Mari Pili y Lilliput viven en una de las estanterías de mi casa. No importa que las visitas los miren con guasa. No tienen estilo ni parecen valiosos, pero sí lo son para mí. Cómo se cruzaron en mi camino es el inicio de este cuento de amor.
Cuando era pequeño, mi hijo Adrià recolectaba en una caja de zapatos tornillos, piezas de lego, botones y trozos varios de consistencias inesperadas. Su arsenal estaba destinado al proyecto de un robot inteligente que se encargaría de mis tareas domésticas para que yo dispusiera de todo el tiempo libre para jugar.
Nunca olvidé aquella enternecedora oferta. Parece que él tampoco, y un día me regaló a Lilliput en memoria de aquel sueño que no pudo cumplir.
Mari Pili lleva conmigo más de cuarenta años. Se la trajeron de Alemania a una compañera del cole. Una pecosa consentida y mimada insoportable que la arrojó al suelo enfadada, porque, según su criterio, era horrorosa.
“A mí me gusta su sonrisa” – le dije
Me miró un segundo desconcertada. Y sin pestañear, clavó con saña el talón de su zapato gorila sobre la cara de la muñeca diciendo:
“El monstruo es tuyo, si queda algo”.
La robustez de la fabricación alemana ganó al sadismo de la pelirroja.

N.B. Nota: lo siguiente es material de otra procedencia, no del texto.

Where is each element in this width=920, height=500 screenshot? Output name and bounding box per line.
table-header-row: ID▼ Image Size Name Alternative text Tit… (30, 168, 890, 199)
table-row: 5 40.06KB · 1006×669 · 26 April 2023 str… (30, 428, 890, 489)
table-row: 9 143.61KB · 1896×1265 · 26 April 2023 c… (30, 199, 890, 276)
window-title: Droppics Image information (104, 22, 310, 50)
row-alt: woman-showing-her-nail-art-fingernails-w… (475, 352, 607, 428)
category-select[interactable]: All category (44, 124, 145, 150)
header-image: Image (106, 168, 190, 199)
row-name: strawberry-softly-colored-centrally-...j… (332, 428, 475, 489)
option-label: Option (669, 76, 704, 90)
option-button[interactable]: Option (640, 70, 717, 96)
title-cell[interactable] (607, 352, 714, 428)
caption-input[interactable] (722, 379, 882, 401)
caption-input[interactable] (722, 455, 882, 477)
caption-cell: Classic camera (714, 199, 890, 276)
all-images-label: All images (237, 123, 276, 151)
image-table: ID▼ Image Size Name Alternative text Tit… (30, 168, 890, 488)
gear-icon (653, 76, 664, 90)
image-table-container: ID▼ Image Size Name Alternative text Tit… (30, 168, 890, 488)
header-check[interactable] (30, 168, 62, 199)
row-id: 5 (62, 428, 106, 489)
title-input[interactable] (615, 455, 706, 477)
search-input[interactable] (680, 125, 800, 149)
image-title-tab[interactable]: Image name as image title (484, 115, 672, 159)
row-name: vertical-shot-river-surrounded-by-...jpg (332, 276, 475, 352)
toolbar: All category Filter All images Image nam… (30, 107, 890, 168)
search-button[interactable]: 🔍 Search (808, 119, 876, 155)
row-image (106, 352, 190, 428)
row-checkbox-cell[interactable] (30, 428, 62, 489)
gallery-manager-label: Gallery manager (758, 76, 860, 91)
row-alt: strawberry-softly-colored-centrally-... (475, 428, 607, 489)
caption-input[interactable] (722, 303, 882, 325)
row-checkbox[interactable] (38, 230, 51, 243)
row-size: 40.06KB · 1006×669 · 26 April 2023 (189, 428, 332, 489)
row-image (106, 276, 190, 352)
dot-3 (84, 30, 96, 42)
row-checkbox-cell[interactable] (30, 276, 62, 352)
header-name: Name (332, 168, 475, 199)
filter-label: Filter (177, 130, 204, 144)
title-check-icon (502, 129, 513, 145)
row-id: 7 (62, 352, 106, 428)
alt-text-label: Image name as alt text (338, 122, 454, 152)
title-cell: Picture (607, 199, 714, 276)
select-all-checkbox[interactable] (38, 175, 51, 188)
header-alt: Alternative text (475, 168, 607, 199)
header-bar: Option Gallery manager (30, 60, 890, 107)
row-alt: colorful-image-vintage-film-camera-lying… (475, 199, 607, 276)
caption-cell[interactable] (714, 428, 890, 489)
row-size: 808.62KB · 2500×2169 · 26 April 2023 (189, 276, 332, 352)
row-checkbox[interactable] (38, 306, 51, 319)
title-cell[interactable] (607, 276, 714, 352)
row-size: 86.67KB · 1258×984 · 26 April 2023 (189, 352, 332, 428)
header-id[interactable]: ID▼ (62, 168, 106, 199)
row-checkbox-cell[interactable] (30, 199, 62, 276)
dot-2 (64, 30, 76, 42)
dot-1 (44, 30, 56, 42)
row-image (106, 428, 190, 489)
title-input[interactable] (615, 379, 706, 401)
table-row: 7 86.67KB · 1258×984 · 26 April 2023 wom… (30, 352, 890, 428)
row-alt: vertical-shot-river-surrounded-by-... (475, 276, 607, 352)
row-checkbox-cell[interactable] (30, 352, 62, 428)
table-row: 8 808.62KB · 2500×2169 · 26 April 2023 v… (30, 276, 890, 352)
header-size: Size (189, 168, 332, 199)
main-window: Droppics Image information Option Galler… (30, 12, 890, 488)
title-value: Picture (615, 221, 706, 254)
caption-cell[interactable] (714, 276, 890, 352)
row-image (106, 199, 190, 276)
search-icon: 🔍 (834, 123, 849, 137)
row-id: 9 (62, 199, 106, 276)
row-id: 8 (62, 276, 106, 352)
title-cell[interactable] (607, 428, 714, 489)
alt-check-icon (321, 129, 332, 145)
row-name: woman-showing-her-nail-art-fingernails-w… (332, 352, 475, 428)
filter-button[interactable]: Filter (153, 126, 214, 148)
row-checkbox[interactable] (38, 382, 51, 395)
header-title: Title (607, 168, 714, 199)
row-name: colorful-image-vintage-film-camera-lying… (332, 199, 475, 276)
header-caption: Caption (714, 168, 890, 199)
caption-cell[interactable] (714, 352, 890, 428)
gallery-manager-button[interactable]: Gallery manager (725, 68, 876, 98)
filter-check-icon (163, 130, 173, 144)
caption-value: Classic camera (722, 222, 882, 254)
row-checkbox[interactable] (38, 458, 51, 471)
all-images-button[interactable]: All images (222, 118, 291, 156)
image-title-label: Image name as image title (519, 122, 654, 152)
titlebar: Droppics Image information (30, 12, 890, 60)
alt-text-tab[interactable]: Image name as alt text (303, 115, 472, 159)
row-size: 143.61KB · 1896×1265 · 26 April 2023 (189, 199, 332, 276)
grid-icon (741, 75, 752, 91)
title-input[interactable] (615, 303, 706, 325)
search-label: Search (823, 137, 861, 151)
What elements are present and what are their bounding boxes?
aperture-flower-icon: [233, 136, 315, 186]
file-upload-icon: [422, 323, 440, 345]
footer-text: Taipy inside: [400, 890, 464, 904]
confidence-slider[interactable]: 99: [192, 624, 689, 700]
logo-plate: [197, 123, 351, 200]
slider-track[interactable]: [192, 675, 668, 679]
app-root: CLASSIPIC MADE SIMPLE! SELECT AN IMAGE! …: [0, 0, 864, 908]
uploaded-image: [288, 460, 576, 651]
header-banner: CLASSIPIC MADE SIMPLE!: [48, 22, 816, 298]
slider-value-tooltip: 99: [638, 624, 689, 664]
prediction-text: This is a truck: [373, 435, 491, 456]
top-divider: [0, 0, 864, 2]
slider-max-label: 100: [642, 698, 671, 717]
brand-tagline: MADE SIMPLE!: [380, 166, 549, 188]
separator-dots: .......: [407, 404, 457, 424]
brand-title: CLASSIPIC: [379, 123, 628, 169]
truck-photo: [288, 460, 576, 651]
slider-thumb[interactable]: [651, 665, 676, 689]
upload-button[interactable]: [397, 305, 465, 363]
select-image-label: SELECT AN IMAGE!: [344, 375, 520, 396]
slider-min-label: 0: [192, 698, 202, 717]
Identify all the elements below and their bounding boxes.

Recogí la muñeca del suelo y mientras la bañaba en la fuente del patio, donde sobrevivían dos peces naranjas, tres renacuajos transparentes y una libélula verde le dije:
“No eres fea, sólo distinta. ¿Te gusta Mari Pili? Suena chispeante”.
Cuando se hizo mayor, le quité sus ropas de niña y la vestí de largo con un pañuelo chic que me había regalado mi amiga pija. Ella está preciosa con él. Mi amiga no me lo perdonado.

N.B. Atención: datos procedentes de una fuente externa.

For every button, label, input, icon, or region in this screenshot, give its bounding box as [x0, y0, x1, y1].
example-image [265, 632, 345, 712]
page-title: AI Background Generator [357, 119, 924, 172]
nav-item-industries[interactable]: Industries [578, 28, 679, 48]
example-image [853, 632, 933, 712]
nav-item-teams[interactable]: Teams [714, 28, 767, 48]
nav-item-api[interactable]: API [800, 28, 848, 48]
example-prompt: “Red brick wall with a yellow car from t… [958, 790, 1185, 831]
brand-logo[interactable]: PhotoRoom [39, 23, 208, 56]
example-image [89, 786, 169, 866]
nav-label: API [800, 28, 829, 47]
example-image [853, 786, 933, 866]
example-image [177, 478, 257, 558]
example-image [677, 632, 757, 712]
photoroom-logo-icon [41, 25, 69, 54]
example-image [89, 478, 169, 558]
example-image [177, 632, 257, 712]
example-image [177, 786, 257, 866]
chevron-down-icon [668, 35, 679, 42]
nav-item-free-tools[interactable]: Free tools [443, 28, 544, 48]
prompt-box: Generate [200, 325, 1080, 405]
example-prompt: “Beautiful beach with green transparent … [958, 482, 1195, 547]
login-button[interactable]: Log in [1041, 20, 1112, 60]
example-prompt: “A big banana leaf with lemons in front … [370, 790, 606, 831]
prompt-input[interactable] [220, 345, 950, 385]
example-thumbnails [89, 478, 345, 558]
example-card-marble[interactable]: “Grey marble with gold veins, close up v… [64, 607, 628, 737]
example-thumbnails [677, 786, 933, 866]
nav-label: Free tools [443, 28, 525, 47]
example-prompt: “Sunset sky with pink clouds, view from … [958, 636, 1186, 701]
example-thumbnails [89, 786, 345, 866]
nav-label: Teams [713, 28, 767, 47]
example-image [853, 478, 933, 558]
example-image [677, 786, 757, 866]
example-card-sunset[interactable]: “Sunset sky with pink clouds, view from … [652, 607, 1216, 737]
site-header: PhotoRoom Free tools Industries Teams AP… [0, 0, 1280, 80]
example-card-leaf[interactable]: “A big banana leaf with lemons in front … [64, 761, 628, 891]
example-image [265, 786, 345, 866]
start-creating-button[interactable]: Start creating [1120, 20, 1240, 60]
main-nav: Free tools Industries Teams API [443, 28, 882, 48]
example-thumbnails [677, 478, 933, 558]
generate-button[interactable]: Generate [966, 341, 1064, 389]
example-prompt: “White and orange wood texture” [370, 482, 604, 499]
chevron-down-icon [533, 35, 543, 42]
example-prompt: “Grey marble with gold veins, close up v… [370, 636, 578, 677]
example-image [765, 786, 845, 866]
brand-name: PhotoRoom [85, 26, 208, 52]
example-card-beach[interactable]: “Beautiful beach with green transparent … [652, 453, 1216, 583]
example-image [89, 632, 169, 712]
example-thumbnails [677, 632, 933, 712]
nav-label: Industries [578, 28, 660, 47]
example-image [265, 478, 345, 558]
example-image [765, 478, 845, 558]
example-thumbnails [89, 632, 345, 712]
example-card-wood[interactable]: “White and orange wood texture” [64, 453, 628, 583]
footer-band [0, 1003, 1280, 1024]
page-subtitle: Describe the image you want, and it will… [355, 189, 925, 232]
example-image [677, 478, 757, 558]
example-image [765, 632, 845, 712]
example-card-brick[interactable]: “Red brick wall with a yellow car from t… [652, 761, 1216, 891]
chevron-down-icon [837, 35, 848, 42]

Liliput y Mari Pili, al principio ni se miraban. Épocas distintas, distintos intereses y procedencias…
Él parecía frío con su body de hojalata y ella, con su trauma infantil de fea, ni siquiera lo intentó con “el mosito”, un oso roñoso con más años que la Heidi y un solo ojo, que de buen grado la hubiera achuchado entre sus brazos de felpa y que acabó sucumbiendo a los tejemanejes del diablillo molón.
Juzguen ustedes. Me he limitado a encuadrar con mi cámara las escenas del romance tórrido de estos dos. Mi foca antiestrés Bobita anda trastocada componiendo escenas babositas con la pareja. Se ha pirado de la mesa de mi ordenador.

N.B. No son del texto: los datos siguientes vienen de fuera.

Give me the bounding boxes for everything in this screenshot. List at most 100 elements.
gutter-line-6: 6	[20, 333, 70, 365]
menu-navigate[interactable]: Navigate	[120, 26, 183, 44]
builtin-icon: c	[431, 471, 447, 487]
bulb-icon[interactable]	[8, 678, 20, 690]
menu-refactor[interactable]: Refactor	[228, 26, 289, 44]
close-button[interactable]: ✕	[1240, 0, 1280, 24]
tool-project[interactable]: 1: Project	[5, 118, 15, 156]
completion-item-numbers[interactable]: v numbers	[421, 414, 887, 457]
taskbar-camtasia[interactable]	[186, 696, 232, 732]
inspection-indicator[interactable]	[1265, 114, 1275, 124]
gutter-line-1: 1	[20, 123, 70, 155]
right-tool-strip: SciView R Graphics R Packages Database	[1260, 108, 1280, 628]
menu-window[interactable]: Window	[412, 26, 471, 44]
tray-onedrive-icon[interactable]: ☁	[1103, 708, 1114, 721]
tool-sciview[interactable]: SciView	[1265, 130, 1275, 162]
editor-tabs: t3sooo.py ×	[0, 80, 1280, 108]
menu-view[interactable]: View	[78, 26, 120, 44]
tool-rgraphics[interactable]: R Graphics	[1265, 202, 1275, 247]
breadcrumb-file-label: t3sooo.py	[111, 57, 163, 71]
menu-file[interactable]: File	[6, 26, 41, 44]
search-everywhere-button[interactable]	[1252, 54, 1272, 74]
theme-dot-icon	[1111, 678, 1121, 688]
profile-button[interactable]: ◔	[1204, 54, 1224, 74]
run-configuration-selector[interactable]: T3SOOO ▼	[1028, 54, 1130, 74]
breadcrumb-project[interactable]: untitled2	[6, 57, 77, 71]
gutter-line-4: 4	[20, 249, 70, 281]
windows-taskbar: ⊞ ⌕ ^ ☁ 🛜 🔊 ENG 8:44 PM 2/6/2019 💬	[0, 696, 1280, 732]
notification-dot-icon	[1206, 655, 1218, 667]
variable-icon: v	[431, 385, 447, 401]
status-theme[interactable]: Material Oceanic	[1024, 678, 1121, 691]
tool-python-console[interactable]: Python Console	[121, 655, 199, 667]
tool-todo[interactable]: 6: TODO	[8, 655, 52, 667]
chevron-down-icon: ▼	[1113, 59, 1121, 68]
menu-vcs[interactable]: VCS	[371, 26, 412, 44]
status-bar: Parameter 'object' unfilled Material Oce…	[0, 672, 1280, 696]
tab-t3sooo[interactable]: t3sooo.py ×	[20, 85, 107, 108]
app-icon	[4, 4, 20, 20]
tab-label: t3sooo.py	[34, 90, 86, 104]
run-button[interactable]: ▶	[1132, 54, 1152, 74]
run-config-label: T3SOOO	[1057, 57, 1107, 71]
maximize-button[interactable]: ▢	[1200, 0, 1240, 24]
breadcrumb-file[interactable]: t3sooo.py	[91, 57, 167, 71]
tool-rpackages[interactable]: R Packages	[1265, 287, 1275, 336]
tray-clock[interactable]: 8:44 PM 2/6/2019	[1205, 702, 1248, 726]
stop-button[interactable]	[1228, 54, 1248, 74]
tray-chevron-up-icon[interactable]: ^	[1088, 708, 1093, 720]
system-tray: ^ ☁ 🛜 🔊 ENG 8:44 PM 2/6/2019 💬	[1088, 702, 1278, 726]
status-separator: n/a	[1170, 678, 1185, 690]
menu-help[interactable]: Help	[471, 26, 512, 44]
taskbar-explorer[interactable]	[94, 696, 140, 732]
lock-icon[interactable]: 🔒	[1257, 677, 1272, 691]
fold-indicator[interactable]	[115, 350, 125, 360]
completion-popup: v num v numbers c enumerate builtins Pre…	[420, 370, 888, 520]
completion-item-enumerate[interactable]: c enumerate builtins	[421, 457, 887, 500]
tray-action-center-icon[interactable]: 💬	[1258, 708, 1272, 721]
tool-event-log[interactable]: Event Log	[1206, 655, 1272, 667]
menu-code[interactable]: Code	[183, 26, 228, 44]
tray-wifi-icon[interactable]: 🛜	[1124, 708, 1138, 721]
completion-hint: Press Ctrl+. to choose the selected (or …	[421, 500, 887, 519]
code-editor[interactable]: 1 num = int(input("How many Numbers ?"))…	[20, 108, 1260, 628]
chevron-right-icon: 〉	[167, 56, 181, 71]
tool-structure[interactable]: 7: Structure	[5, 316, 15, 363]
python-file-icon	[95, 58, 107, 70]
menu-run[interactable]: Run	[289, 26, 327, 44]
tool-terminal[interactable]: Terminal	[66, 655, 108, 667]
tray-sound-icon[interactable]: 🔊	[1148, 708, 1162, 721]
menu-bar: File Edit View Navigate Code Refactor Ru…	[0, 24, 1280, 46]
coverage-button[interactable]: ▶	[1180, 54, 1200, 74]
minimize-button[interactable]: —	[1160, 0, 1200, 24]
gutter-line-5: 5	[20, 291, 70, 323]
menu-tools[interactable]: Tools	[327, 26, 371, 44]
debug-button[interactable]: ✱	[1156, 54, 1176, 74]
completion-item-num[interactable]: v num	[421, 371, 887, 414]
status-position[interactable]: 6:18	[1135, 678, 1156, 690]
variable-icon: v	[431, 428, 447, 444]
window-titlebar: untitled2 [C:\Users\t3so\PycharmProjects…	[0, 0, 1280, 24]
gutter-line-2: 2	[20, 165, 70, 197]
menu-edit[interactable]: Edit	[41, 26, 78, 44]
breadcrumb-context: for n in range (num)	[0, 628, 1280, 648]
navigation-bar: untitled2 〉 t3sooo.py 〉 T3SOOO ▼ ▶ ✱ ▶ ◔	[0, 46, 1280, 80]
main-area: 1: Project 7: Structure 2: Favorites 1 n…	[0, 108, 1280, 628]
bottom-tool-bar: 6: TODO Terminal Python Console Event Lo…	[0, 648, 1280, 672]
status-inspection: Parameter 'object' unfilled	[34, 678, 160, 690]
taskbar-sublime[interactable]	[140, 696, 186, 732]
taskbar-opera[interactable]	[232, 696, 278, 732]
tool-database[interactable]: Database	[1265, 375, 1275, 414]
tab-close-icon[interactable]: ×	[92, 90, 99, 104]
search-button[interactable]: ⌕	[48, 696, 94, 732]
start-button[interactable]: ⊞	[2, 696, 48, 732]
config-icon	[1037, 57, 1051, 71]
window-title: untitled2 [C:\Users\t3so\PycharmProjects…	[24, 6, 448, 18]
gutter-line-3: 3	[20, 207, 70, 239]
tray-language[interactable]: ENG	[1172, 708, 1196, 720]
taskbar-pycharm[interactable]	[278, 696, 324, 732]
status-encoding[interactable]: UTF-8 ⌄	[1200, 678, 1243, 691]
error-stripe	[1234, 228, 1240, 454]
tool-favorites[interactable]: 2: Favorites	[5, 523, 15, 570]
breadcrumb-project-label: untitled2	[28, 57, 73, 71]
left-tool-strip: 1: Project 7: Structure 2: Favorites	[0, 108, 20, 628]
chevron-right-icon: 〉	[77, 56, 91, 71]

Para siempre, me dijo, y añadió:
“Prefiero ser la mascota de unos enamorados, a que me estrujes entre tus manazas. Que deberías medir un metro noventa para tenerlas tan grandes”.
Bobita se ha montado un jacuzzi en una taza de desayuno, me ignora y suspira soñando con un Bobito
Y mi pequeña Mari Pili y Liliput retozan sobre el mantel rojo pasión de la mesa de la terraza. Él corta un geranio de la maceta para su princesa y el amanecer los encuentra susurrando palabras de amor sencillas y tiernas.